This unscrupulous indifference to historical truth indicates that the controversy over empire is not really a controversy about history at all. It is about the present, not the past. An empire is a single state that contains a variety of peoples, one of which is dominant. As a form of political organisation, it has been around for millennia and has appeared on every continent. The Assyrians were doing empire in the Middle East over four thousand years ago. They were followed by the Egyptians, the Babylonians and the Persians. In the sixth century BC the Carthaginians established a series of colonies around the Mediterranean. Then came the Athenians, followed by the Romans and after them the Byzantine rump. Empire first appeared in China in the third century BC and, despite periodic collapses, still survives today.

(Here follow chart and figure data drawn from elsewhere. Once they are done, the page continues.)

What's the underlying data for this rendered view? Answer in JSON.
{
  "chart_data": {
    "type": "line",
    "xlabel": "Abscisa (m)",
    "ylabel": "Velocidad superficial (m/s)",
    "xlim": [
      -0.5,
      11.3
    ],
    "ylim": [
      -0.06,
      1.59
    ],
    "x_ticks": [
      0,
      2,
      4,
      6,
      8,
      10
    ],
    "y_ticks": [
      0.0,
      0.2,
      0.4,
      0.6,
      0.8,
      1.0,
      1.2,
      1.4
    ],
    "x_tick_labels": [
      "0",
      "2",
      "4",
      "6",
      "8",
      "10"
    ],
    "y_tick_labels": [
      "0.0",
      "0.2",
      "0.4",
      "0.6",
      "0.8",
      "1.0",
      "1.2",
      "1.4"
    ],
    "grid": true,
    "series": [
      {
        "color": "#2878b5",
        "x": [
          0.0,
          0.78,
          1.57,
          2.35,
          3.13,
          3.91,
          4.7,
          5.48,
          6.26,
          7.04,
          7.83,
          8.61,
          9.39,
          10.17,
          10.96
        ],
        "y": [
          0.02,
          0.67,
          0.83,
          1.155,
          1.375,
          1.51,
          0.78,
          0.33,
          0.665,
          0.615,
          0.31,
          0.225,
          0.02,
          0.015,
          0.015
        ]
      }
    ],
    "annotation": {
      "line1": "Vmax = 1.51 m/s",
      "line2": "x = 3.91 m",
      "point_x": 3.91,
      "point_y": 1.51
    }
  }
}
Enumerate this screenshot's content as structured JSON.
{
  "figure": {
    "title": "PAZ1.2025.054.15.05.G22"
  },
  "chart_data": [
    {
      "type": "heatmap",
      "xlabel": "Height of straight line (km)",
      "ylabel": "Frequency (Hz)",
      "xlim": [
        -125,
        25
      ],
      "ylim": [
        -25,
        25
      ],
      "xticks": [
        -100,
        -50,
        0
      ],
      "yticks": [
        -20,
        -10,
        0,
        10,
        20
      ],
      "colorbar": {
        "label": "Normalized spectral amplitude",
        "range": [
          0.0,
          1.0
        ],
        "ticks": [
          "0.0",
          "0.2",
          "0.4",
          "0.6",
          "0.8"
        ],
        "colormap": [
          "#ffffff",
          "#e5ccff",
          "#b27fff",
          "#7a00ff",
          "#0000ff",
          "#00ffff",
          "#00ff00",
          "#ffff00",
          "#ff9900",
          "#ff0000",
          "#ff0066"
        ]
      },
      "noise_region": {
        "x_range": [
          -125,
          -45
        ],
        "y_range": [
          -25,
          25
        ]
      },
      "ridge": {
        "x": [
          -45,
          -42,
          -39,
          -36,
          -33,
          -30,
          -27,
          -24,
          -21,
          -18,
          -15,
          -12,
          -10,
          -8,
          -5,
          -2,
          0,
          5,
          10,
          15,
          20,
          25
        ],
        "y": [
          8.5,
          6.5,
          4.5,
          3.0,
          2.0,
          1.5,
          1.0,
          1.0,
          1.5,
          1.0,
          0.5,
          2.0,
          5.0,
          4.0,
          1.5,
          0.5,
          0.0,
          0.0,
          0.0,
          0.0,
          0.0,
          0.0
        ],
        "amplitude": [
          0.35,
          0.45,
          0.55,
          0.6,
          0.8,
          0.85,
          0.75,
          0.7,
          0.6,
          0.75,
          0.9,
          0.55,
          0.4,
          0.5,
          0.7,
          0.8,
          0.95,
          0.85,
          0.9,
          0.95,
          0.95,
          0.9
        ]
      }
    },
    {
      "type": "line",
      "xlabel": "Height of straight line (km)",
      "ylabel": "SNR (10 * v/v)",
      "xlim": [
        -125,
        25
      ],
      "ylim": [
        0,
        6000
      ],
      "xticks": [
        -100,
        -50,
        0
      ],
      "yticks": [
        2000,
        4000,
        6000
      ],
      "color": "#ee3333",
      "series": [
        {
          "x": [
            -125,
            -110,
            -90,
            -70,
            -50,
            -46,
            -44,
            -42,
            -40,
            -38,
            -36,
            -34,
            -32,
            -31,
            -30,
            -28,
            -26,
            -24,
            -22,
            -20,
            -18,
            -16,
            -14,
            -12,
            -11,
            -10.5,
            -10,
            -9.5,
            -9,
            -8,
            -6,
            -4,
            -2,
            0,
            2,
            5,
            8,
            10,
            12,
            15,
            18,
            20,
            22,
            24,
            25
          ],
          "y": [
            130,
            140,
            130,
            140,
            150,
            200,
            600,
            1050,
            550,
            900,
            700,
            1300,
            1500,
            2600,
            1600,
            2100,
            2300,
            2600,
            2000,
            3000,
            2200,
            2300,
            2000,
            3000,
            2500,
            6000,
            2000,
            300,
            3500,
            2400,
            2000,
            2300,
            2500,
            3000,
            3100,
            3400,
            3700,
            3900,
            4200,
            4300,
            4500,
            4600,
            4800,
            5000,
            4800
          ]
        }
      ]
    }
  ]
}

From the seventh century AD Muslim Arabs invaded east as far as Afghanistan and west as far as central France. In the fifteenth century empire proved very popular: the Ottomans were doing it in Asia Minor, the Mughals in the Indian subcontinent, the Incas in South America and the Aztecs in Mesoamerica. Further north, a couple of centuries later, the Comanche extended their imperial sway over much of what is now Texas, while the Asante were expanding their control in West Africa. And in the 1820s King Shaka led the highly militarised Zulus in scattering other South African peoples to several of the four winds, conducting at least one exterminationist war.
Set in this global historical context, the emergence of European empires from the fifteenth century onwards is hardly remarkable. The Portuguese were first off the mark, followed by the Spanish, and then, in the sixteenth century, by the Dutch, the French and the English. The Scots attempted (in vain) to join their ranks in the 1690s and the Russians did so in the 1700s. What is remarkable, however, is that the contemporary controversy about empire shows no interest at all in any of the non-European empires, past or present. European empires are its sole concern, and of these, above all others, the English—or, as it became after the Anglo-Scottish Union of 1707, the British—one. The reason for this focus is that the real target of today’s anti-imperialists or anti-colonialists is the West or, more precisely, the Anglo-American liberal world order that has prevailed since 1945.
Nigel Biggar, Colonialism: A Moral Reckoning (15-16). [2023] HarperCollins Publishers. Kindle Edition.